Court Opinion

ID: 3732877
Source: CourtListenerOpinion
Date Created: 2016-07-06 06:59:48.369298+00
Date Added: 2024-06-11T13:49:10.782534
License: Public Domain

OPINION
Appellant, Paul Nadaud, appeals from the judgment of the Trumbull County Court of Common Pleas, Domestic Relations Division, which dismissed his motion for modification of parental rights and responsibilities.
The parties were granted a final decree of divorce on February 23, 1993. In the divorce decree, appellee, Linda Nadaud, was designated the residential parent of the parties' four minor children: Melissa, born January 7, 1978; Erin, born May 2, 1980; Stephen, born January 27, 1982; and Peter, born May 14, 1985. On May 7, 1999, appellant filed a motion for modification of parental rights and responsibilities. In the motion, he alleged that a change in circumstances "of the minor child and/or the residential parent" had occurred and requested that he be designated as the residential parent of Peter. On June 7, 1999, appellant filed an amended motion for modification of parental rights, adding a request to recalculate child support because Erin had graduated from high school. A magistrate heard the matter on June 17, 1999 and filed her decision, in which he recommended that appellant's motion for modification of parental rights and responsibilities be dismissed because appellant failed to file with his motion an affidavit pursuant to R.C. 3109.27(A).1
On June 25, 1999, the trial court adopted the magistrate's decision and ordered that appellant's motion seeking a modification of the allocation of parental rights and responsibilities be dismissed for failure to comply with R.C.3109.27. From this judgment, appellant assigns the following error:
    "The trial court committed prejudicial error when it determined it lacked jurisdiction to proceed and dismissed defendant-appellant's post-decree motion for modification of allocation of parental rights and responsibilities for failure of defendant-appellant to file a 3109.27 affidavit."
In appellant's sole assignment of error, he contends that the trial court improperly dismissed his motion because compliance with the affidavit requirement of R.C. 3109.27 is not necessary in intra-state post-decree proceedings. A review of the record demonstrates that appellant did not file objections to the magistrate's decision. Civ.R. 53(E)(3)(b) provides in part:
    "A party shall not assign as error on appeal the court's adoption of any finding of fact or conclusion of law unless the party has objected to that finding or conclusion under this rule."

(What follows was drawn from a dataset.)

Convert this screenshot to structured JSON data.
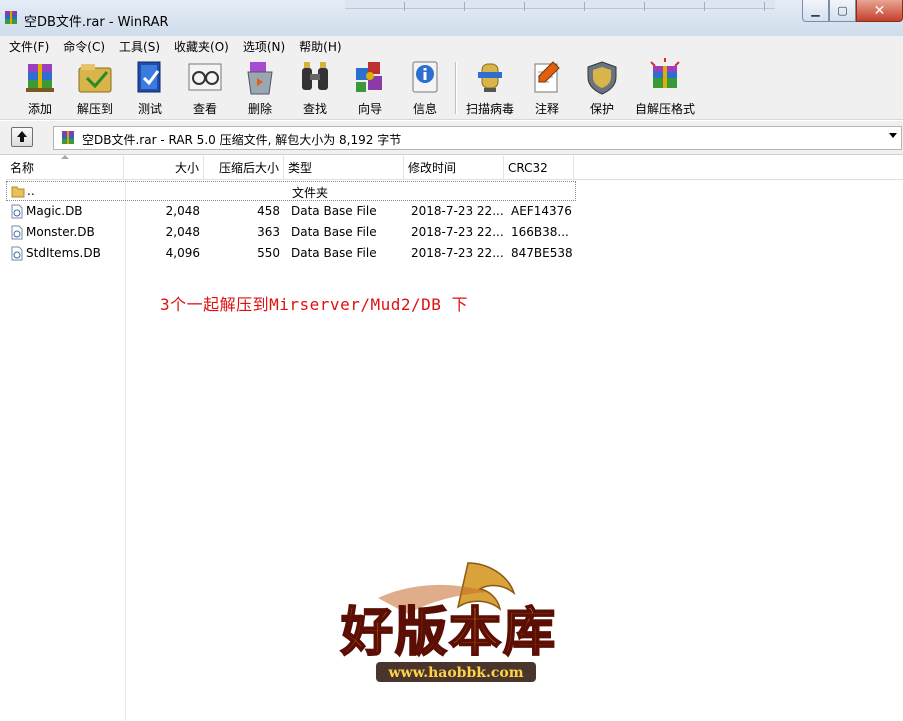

It is well-settled law in Ohio that if a party fails to object to a conclusion of law or finding of fact issued by a magistrate, the party is precluded from then raising the issue for the first time on appeal. See, e.g., Waltimire v. Waltimire
(1989), 55 Ohio App.3d 275, 564 N.E.2d 119; Harbeitner v.Harbeitner (1994), 94 Ohio App.3d 485, 641 N.E.2d 206. Because appellant did not file objections to the magistrate's decision, we are unable to reach the merits of appellant's assignment of error.
For the foregoing reasons, the judgment of the Trumbull County Court of Common Pleas, Domestic Relations Division, is affirmed.
  _______________________________ PRESIDING JUDGE ROBERT A. NADER
O'NEILL, J., CACIOPPO, J., Ret., Ninth Appellate District, sitting by assignment, concur.
1 "Each party in a parenting proceeding, in the party's first pleading or in an affidavit attached to that pleading, shall give information under oath as to the child's present address, the places the child has lived within the last five years, and the name and present address of each person with whom the child has lived during that period. * * *." The pleading or affidavit must also include additional information, such as: (1) whether the party has participated in other child custody proceedings; whether the party knows of custody proceedings pending in other states, and (3) whether the party has been convicted of child abuse or neglect.